Yuan Yubo, Liu Lijun, Yang Xiaobing, Liu Li, Huang Qingsong
School of Information Engineering and Automation, Kunming University of Science and Technology, Kunming, 650500, China.
Key Laboratory of Application in Computer Technology in Yunnan Province, Kunming, 650500, China.
J Imaging Inform Med. 2024 Dec;37(6):2752-2767. doi: 10.1007/s10278-024-01133-7. Epub 2024 May 17.

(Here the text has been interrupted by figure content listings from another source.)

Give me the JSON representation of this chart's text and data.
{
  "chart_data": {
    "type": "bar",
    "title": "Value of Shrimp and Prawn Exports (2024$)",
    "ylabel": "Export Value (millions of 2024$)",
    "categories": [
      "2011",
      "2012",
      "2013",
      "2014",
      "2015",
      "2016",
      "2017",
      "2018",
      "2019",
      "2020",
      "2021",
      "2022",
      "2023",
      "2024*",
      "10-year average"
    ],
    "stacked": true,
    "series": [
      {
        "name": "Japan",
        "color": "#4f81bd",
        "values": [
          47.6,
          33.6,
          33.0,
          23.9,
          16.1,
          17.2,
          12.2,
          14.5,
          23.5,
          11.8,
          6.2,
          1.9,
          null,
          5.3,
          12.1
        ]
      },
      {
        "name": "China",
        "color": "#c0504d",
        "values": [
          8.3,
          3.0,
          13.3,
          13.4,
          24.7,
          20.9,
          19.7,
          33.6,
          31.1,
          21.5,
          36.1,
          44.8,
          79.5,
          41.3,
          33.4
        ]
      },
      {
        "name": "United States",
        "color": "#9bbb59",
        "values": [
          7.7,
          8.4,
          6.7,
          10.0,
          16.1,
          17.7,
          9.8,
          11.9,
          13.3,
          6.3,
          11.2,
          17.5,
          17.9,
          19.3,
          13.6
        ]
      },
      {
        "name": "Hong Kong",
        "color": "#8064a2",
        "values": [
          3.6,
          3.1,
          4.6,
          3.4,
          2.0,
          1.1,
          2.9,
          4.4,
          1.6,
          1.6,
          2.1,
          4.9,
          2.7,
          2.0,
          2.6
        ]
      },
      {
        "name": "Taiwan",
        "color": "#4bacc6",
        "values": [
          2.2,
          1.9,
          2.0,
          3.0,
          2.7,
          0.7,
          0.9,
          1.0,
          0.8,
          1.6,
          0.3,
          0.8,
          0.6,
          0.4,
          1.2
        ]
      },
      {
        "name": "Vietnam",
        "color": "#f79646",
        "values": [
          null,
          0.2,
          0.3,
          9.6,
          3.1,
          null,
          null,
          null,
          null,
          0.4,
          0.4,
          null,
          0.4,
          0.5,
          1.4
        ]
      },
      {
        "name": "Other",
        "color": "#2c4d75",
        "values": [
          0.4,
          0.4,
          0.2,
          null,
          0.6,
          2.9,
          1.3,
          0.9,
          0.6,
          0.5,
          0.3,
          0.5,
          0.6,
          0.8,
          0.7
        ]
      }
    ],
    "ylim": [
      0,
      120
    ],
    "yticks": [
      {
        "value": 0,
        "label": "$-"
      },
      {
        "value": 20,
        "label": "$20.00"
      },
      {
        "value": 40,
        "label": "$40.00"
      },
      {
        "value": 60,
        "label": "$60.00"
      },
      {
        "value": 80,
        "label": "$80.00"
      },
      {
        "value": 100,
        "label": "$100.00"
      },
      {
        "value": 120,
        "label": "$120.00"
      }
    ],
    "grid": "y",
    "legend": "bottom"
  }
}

Accurately identifying and locating lesions in chest X-rays has the potential to significantly enhance diagnostic efficiency, quality, and interpretability. However, current methods primarily focus on detecting of specific diseases in chest X-rays, disregarding the presence of multiple diseases in a single chest X-ray scan. Moreover, the diversity in lesion locations and attributes introduces complexity in accurately discerning specific traits for each lesion, leading to diminished accuracy when detecting multiple diseases. To address these issues, we propose a novel detection framework that enhances multi-scale lesion feature extraction and fusion, improving lesion position perception and subsequently boosting chest multi-disease detection performance. Initially, we construct a multi-scale lesion feature extraction network to tackle the uniqueness of various lesion features and locations, strengthening the global semantic correlation between lesion features and their positions. Following this, we introduce an instance-aware semantic enhancement network that dynamically amalgamates instance-specific features with high-level semantic representations across various scales. This adaptive integration effectively mitigates the loss of detailed information within lesion regions. Additionally, we perform lesion region feature mapping using candidate boxes to preserve crucial positional information, enhancing the accuracy of chest disease detection across multiple scales. Experimental results on the VinDr-CXR dataset reveal a 6% increment in mean average precision (mAP) and an 8.4% improvement in mean recall (mR) when compared to state-of-the-art baselines. This demonstrates the effectiveness of the model in accurately detecting multiple chest diseases by capturing specific features and location information.
准确识别和定位胸部X光片中的病变有可能显著提高诊断效率、质量和可解释性。然而,目前的方法主要集中在检测胸部X光片中的特定疾病,而忽略了单次胸部X光扫描中存在多种疾病的情况。此外,病变位置和属性的多样性给准确辨别每个病变的特定特征带来了复杂性,导致在检测多种疾病时准确性降低。为了解决这些问题,我们提出了一种新颖的检测框架,该框架增强了多尺度病变特征提取和融合,改善了病变位置感知,进而提高了胸部多疾病检测性能。首先,我们构建了一个多尺度病变特征提取网络,以应对各种病变特征和位置的独特性,加强病变特征与其位置之间的全局语义相关性。在此之后,我们引入了一个实例感知语义增强网络,该网络在不同尺度上动态地将实例特定特征与高级语义表示融合在一起。这种自适应集成有效地减轻了病变区域内详细信息的损失。此外,我们使用候选框进行病变区域特征映射,以保留关键的位置信息,提高跨多个尺度的胸部疾病检测准确性。在VinDr-CXR数据集上的实验结果表明,与最先进的基线相比,平均精度均值(mAP)提高了6%,平均召回率(mR)提高了8.4%。这证明了该模型通过捕捉特定特征和位置信息来准确检测多种胸部疾病的有效性。